He is an IEEE Fellow, and Associate Editor of many top-tier AI journals, e.g., Information Fusion and IEEE Transactions on Affective Computing, and is involved in various international conferences as a keynote speaker, program chair, and senior program committee member. His research interest is neuro symbolic AI sentic computing, sentiment analysis, commonsense reasoning, and natural language understanding. He won the Recipient of several awards, e.g., the IEEE Outstanding Career Award, was listed among the AI's 10 to Watch, and was featured in Forbes as one of the 5 People Building Our AI Future.

Prof. Eric Cambria 

Nanyang Technological University,Singapore


Assoc. Prof. Heng Luo

Central South University, China


He received PhD in Materials Physics and Chemistry from Central South University. His appointment at Central South University is associate professor and postgraduate tutor. He leads the industry of computer engineering. Selected from the World Top 2% Scientists list. An IEEE member. Deputy Director of Hunan Engineering Research Center of New Generation Mobile Communication RF Inductive Components, Expert Member of Hunan Sensor Industry Promotion Association. He presided over the National Natural Science Foundation of China, the Equipment Pre-research Field Fund, the 173 Program sub-project, the Hunan Provincial Natural Science Foundation, and several horizontal projects, and participated in the "13th Five-Year Plan" National Key R&D Program, the "12th Five-Year Plan" National Defense 973 Program, and the major pre-research projects of the final assembly as a core scientific research member. The research papers have been published in Advanced Materials, Photonics Research, ACS Applied Materials & Interfaces, Composites Part A, Applied Physics Letters, Journal of the European Ceramic Society, Journal of Applied More than 50 international authoritative SCI journals such as Physics, Carbon, Ceramics International, etc., and 16 authorized invention patents (including 2 national defense invention patents). He won the second prize in Hunan Provincial Technological Invention Award. He undertook the undergraduate courses "Fundamentals of Microwave Technology" and "Sensor Technology and Application", and the postgraduate course "Physics in Functional Materials", and won the Teaching Quality Excellence Award of Central South University.

Prof. Jiliang Zhang

Northeastern University, China


Professor Zhang is a doctoral supervisor in the College of Information Science and Engineering. He received a Ph.D. degree in the School of Electronics and Information Engineering from Harbin Institute of Technology.

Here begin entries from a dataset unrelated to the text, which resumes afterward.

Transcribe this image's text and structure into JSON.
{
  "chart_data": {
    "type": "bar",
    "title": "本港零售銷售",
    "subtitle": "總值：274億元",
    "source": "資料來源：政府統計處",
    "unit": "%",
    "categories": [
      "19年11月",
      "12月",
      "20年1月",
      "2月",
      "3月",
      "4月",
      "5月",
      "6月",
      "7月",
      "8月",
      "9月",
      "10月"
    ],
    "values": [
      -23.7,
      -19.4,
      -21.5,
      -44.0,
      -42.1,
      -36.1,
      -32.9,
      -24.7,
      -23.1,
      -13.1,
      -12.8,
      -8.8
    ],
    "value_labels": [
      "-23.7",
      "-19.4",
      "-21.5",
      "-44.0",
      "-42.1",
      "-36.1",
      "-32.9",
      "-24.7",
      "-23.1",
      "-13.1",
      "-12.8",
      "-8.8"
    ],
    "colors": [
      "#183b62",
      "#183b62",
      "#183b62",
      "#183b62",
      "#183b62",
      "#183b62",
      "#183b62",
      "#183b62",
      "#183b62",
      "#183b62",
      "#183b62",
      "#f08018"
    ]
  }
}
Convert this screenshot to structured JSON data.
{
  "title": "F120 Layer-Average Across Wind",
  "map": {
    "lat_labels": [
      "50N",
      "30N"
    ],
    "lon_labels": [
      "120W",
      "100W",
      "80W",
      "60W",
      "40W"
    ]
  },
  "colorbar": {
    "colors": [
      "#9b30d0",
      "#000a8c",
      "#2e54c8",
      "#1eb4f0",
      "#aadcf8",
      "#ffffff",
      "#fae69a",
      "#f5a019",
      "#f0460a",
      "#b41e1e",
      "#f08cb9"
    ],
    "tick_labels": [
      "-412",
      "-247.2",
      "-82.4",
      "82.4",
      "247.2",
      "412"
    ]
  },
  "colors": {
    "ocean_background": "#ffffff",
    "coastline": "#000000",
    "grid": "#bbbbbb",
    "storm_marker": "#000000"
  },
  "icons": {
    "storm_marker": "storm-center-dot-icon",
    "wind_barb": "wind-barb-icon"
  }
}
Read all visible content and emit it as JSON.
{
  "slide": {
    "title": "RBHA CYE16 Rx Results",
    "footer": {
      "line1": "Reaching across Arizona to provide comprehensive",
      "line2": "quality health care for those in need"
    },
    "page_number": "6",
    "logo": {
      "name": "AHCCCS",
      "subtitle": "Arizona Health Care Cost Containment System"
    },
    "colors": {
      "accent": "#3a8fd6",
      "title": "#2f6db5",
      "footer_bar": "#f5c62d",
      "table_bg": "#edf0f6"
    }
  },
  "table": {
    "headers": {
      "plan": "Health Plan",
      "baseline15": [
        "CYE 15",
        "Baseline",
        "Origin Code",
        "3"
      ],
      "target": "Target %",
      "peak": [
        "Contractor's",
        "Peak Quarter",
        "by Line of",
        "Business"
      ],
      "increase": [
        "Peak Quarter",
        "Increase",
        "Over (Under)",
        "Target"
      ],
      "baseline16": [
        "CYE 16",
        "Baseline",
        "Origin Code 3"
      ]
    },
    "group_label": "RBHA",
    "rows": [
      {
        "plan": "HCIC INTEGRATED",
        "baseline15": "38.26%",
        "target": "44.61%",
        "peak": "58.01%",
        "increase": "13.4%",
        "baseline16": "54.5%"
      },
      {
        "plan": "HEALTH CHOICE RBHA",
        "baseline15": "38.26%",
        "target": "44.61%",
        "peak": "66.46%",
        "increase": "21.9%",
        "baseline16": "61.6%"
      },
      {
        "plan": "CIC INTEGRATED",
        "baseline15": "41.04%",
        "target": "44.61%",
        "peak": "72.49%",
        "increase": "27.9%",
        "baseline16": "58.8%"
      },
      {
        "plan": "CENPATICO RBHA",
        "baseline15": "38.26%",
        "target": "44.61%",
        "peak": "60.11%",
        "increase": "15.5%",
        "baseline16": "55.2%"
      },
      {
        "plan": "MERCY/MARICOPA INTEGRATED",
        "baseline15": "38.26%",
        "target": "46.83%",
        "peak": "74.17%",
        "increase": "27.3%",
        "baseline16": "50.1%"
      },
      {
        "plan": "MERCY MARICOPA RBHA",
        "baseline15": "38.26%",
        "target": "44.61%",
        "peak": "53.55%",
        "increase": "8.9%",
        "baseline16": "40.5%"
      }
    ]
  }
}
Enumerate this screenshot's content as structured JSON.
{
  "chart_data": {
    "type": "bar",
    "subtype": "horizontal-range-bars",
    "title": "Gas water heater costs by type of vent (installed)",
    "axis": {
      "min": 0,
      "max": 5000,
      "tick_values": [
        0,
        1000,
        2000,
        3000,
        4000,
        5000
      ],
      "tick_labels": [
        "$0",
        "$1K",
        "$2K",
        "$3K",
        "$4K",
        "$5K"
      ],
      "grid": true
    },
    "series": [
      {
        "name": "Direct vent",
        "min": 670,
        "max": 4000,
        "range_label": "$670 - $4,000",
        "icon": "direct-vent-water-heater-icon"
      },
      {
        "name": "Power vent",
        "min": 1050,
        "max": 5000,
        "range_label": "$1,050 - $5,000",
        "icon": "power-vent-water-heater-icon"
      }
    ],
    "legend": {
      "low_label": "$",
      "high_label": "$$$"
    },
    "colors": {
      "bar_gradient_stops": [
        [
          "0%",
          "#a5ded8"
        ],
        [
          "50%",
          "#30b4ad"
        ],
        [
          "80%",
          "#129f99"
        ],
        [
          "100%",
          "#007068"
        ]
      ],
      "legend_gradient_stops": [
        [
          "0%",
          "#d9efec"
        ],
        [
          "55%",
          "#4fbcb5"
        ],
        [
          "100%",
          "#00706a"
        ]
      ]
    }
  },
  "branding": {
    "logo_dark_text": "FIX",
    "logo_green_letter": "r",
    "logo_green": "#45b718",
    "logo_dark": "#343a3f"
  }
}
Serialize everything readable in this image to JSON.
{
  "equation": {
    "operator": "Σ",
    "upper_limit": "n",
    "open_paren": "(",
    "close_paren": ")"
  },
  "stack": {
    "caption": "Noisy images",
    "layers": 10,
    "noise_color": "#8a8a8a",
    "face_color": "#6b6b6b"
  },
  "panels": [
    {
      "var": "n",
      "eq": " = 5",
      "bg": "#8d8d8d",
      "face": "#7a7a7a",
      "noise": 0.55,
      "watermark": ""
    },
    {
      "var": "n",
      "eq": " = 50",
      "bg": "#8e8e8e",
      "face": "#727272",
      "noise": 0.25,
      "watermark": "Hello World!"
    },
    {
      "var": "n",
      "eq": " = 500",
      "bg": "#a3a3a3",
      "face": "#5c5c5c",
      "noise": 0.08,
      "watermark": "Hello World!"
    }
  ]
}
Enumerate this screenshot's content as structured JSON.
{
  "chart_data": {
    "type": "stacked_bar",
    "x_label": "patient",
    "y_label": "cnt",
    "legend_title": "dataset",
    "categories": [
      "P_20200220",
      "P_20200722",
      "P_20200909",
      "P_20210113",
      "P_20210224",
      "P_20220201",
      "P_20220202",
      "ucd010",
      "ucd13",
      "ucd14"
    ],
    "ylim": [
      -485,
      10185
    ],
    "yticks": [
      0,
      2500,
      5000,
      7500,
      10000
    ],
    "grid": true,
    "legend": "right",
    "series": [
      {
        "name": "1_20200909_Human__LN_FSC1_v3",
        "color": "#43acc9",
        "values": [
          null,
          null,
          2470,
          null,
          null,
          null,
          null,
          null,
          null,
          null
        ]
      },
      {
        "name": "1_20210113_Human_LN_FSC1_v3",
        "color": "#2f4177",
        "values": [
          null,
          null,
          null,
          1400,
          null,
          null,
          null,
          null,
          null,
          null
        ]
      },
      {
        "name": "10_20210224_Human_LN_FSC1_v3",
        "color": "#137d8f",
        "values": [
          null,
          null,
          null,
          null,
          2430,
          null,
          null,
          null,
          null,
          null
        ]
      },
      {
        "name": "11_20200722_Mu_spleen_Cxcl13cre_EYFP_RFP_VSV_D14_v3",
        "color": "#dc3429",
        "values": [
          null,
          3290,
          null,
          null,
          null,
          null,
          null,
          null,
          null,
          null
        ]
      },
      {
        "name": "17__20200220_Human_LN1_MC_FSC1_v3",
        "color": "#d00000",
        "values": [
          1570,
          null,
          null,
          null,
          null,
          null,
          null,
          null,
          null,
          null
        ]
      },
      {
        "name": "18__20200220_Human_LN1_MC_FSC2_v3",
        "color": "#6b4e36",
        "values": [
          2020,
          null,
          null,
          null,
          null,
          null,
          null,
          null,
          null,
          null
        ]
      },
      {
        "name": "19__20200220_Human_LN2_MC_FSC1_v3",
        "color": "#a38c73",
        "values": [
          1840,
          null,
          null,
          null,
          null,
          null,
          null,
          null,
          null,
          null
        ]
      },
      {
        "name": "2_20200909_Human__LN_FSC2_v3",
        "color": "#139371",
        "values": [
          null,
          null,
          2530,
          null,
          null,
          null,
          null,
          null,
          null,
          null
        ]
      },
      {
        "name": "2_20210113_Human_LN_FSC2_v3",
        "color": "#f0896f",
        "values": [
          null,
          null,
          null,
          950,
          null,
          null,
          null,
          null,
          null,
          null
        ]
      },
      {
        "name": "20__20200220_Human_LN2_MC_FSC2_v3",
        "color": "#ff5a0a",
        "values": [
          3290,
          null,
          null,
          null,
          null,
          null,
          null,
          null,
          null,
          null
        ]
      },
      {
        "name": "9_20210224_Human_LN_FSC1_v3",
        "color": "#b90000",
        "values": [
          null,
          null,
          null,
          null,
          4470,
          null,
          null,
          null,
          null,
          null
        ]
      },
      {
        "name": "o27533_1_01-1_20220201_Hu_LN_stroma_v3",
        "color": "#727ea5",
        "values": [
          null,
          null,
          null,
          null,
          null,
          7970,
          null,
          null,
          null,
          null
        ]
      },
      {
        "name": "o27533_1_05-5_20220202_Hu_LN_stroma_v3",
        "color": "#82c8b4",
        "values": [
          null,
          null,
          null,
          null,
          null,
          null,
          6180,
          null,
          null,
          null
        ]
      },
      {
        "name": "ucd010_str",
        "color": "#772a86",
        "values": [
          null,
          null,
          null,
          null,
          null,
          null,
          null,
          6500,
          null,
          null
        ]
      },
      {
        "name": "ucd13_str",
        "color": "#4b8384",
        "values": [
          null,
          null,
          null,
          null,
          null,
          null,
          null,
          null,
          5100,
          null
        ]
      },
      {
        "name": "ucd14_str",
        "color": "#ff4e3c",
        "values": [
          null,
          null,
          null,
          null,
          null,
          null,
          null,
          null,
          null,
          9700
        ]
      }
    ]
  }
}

He leads the project "AceLSAA: Optimal Design of Admixtures for Concrete Embedded Large Scale Antenna Array", which is the EU Marie Curie Scholars Talent Program. He is an IEEE senior member.

Based on the above work, "Fundamental wireless performance of a building", the first review paper on the wireless friendliness of buildings published by the first author, was published by IEEE Wireless Commun. Mag. (impact Factor 12.777) was selected as the most popular article from April to May in 2022 and ranked first in May and June 2022. The industry's first paper on the wireless-friendly evaluation of built-in antenna building materials, "Wireless performance evaluation of building materials integrated with antenna arrays", published by communication authors, has been IEEE Commun. Lett. (impact factor 3.553) was selected as the most popular article in May and June 2022. He has been selected as a national youth talent project and has presided over several scientific research projects, such as the sub-projects of the national key R & D plan and the youth fund of the National Natural Science Foundation of China. He serves on the editorial board of CCF-C periodicals Wireless Communications and Mobile Computing.


Prof. Xinmin Zhang

Zhejiang University, China


Xinmin Zhang is a Professor with the State Key Laboratory of Industrial Control Technology, College of Control Science and Engineering, Zhejiang University, China. He received the Ph.D. degree in System Science from Kyoto University, Japan, in 2019. From April 2019 to December 2019, he was a Postdoctoral Research Fellow in the Department of Systems Science, Kyoto University, Japan. From 2020 to 2023, he was an Associate Professor at the College of Control Science and Engineering, Zhejiang University, China. He has published more than 60 technical papers in peer-refereed journals and prestigious conference proceedings, including IEEE Transactions on Neural Networks and Learning Systems、IEEE Transactions on Artificial Intelligence、IEEE Transactions on Industrial Informatics、Engineering Applications of Artificial Intelligence、Science China Information Sciences. He has received several research projects, including Scientific and Technological Innovation 2030 - "New Generation Artificial Intelligence", National Natural Science Foundation of China, Natural Science Foundation of Zhejiang Province, and University-enterprise cooperation projects. He has been invited as a speaker and TPC member for several international conferences. His research interests include Industrial Artificial Intelligence, Industrial Big Data, Fault Diagnosis, Virtual Sensing Technology/Soft-sensor, Machine Learning, Reinforcement Learning, and Deep Learning with applications to industrial processes.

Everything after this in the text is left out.